The Evergreen-based Alpine Rescue Team, which has responded to wilderness emergencies in Colorado since 1959, takes exception to the “change your voicemail” suggestion, said Howard Paul, an ART spokesman.
“Posts like this get your attention, get liked by people who don’t know better, are shared by folks trying to be helpful, and the algorithm spreads it like wildfire,” ART said on Facebook.
Many people who are lost or need help in the mountain backcountry are low on cellphone battery life, after taking lots of photos and running map and trail apps, Howard said.
“Invariably, when we get a call for help and we are able to reach the missing party by phone or text, the first words out of their mouth is, ‘I have 4% battery life left,’” Paul said.
If you need help and your battery is low, don’t waste power by calling your voicemail, a friend or a relative. According to ART, call or text 911 for help.
Backcountry users seeking emergency help sometimes find they have no cellphone signal, which means they can’t change their voicemail, Paul said.
The rescue team suggests that people needing help should text 911.
“Text takes much less power, is far more likely to get through, will automatically retry many times if you have spotty service, leaves a record others can see and can give you an indication that it got (through),” ART said on Facebook.
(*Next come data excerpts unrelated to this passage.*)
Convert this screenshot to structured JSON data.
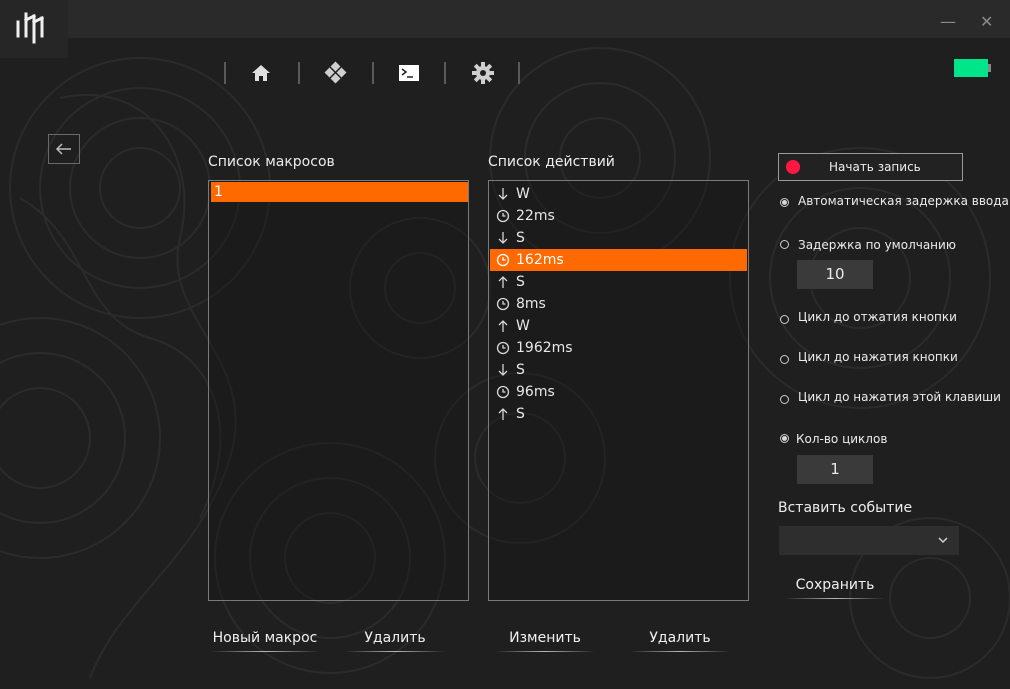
{
  "window": {
    "minimize_glyph": "—",
    "close_glyph": "✕"
  },
  "nav": {
    "icons": [
      "home-icon",
      "diamond-icon",
      "terminal-icon",
      "gear-icon"
    ]
  },
  "battery": {
    "color": "#00e58a"
  },
  "macros": {
    "title": "Список макросов",
    "items": [
      "1"
    ],
    "selected_index": 0
  },
  "actions": {
    "title": "Список действий",
    "items": [
      {
        "icon": "arrow-down",
        "text": "W"
      },
      {
        "icon": "clock",
        "text": "22ms"
      },
      {
        "icon": "arrow-down",
        "text": "S"
      },
      {
        "icon": "clock",
        "text": "162ms"
      },
      {
        "icon": "arrow-up",
        "text": "S"
      },
      {
        "icon": "clock",
        "text": "8ms"
      },
      {
        "icon": "arrow-up",
        "text": "W"
      },
      {
        "icon": "clock",
        "text": "1962ms"
      },
      {
        "icon": "arrow-down",
        "text": "S"
      },
      {
        "icon": "clock",
        "text": "96ms"
      },
      {
        "icon": "arrow-up",
        "text": "S"
      }
    ],
    "selected_index": 3
  },
  "record": {
    "label": "Начать запись",
    "dot_color": "#ff1744"
  },
  "options": {
    "auto_delay": "Автоматическая задержка ввода",
    "default_delay": "Задержка по умолчанию",
    "default_delay_value": "10",
    "loop_release": "Цикл до отжатия кнопки",
    "loop_press": "Цикл до нажатия кнопки",
    "loop_this_key": "Цикл до нажатия этой клавиши",
    "cycle_count": "Кол-во циклов",
    "cycle_count_value": "1",
    "delay_selected": "auto_delay",
    "loop_selected": "cycle_count"
  },
  "insert_event": {
    "label": "Вставить событие",
    "value": ""
  },
  "buttons": {
    "save": "Сохранить",
    "new_macro": "Новый макрос",
    "delete_macro": "Удалить",
    "edit_action": "Изменить",
    "delete_action": "Удалить"
  },
  "colors": {
    "accent": "#ff6a00",
    "background": "#1f1f1f"
  }
}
People seeking help should stay put, unless they have to move for safety.
“Changing your location makes our job more difficult,” the rescue team said. “Trying to reach someone whose GPS location we have…is faster for us than trying to nail down a moving target.”
Maximize phone battery life by turning off apps, ART says. Keep your phone as warm as possible, use body heat and handwarmers. Experts also suggest packing a solar battery charger for backcountry use.